Adding a Memory a Year
Throughout each year, Tom and I look for small tokens and give them to each other on St. Nick’s Day.
Vacations and trips were easy. There were always ready-made patches, pins, buttons we could pick up at souvenir shops. Scouts, school events, sporting ribbons and awards also were small and could be easily attached to the socks. We even added some mementos inside the socks, like Tommy’s business cards for each new job and Aaron’s first pay check. Now the front, back and inside of the socks carry magic moments to remember.
Our socks have become treasured scrapbooks of our lives.
What do you think? Does this tradition meet the test of inclusion+ normalization? Are Aaron and Tommy’s socks alike? Age-appropriate? Do these socks also celebrate their individual gifts and interests?
You can see Aaron’s Trolley Bus pin from our trips to the Smokies, the pin from Carlsbad Bat Cave, his school bus and Lakota Pin, his prom key chain, his Boy Scout patch from Woodland Trails, a horse pin from Cincinnati Riding for the Handicapped, National Park patches where he hiked with our family…
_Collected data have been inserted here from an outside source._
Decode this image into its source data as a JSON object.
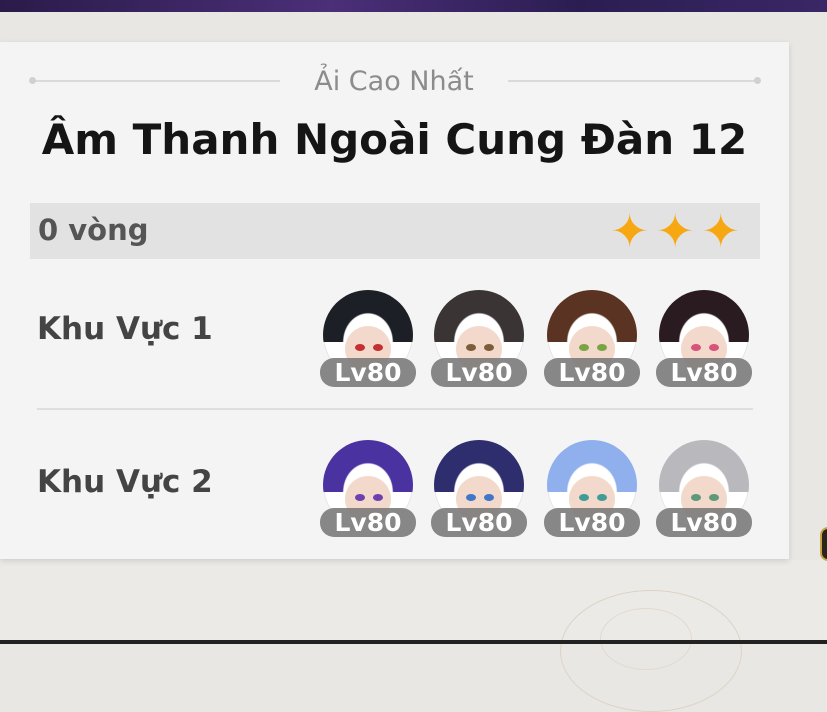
{
  "header": {
    "label": "Ải Cao Nhất"
  },
  "stage": {
    "title": "Âm Thanh Ngoài Cung Đàn 12"
  },
  "rounds": {
    "text": "0 vòng",
    "stars": 3
  },
  "colors": {
    "star": "#f6a712",
    "card": "#f4f4f4",
    "level_badge": "#787878"
  },
  "zones": [
    {
      "label": "Khu Vực 1",
      "characters": [
        {
          "level": "Lv80",
          "hair": "#1d1f26",
          "eye": "#c4302f"
        },
        {
          "level": "Lv80",
          "hair": "#3a3434",
          "eye": "#7c5d3a"
        },
        {
          "level": "Lv80",
          "hair": "#5a3322",
          "eye": "#7aa343"
        },
        {
          "level": "Lv80",
          "hair": "#2a1b21",
          "eye": "#d8527a"
        }
      ]
    },
    {
      "label": "Khu Vực 2",
      "characters": [
        {
          "level": "Lv80",
          "hair": "#4a32a0",
          "eye": "#6e3fb0"
        },
        {
          "level": "Lv80",
          "hair": "#2e2d6e",
          "eye": "#3f76c9"
        },
        {
          "level": "Lv80",
          "hair": "#8fb0ec",
          "eye": "#3f9d98"
        },
        {
          "level": "Lv80",
          "hair": "#b9b9bd",
          "eye": "#5f9a78"
        }
      ]
    }
  ]
}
Tommy has Boy Scout pins, school patches from the cross-country team, buttons of him looking fierce in his junior high wrestling uniform. Tommy also hiked the same easy trails in the National Parks but those patches were not the same accomplishment they were for Aaron. Tommy was proud of his week in Philmont and the more difficult mountain hikes on the Appalachian Trail with his dad…
So both Aaron and Tommy had hiking patches. The difference was the intensity, duration and difficulty of the trails.
Both were proud accomplishments.
Tommy’s wife, Ana, bought Christmas stockings for their first Christmas together. Each year I give them some token to add to their sock. This year, Ana became a United States Citizen. After the ceremony the Daughters of the American Revolution passed out little flag pins. I asked for an extra one, planning to add it to her sock.
Aaron just moved into his new house, I have stockings ready for his first house decorating party, he will get a house key on his sock.
And so the tradition continues:
“The stockings were hung by the chimney with care, in hope that St. Nicholas soon would be there.” (Night before Christmas)
Keep Climbing: Onward and Upward
I hope you’ll share some of your family’s holiday celebrations. Is this an idea your family can adapt? Does your family celebrate St. Nick’s or have some unique tradition?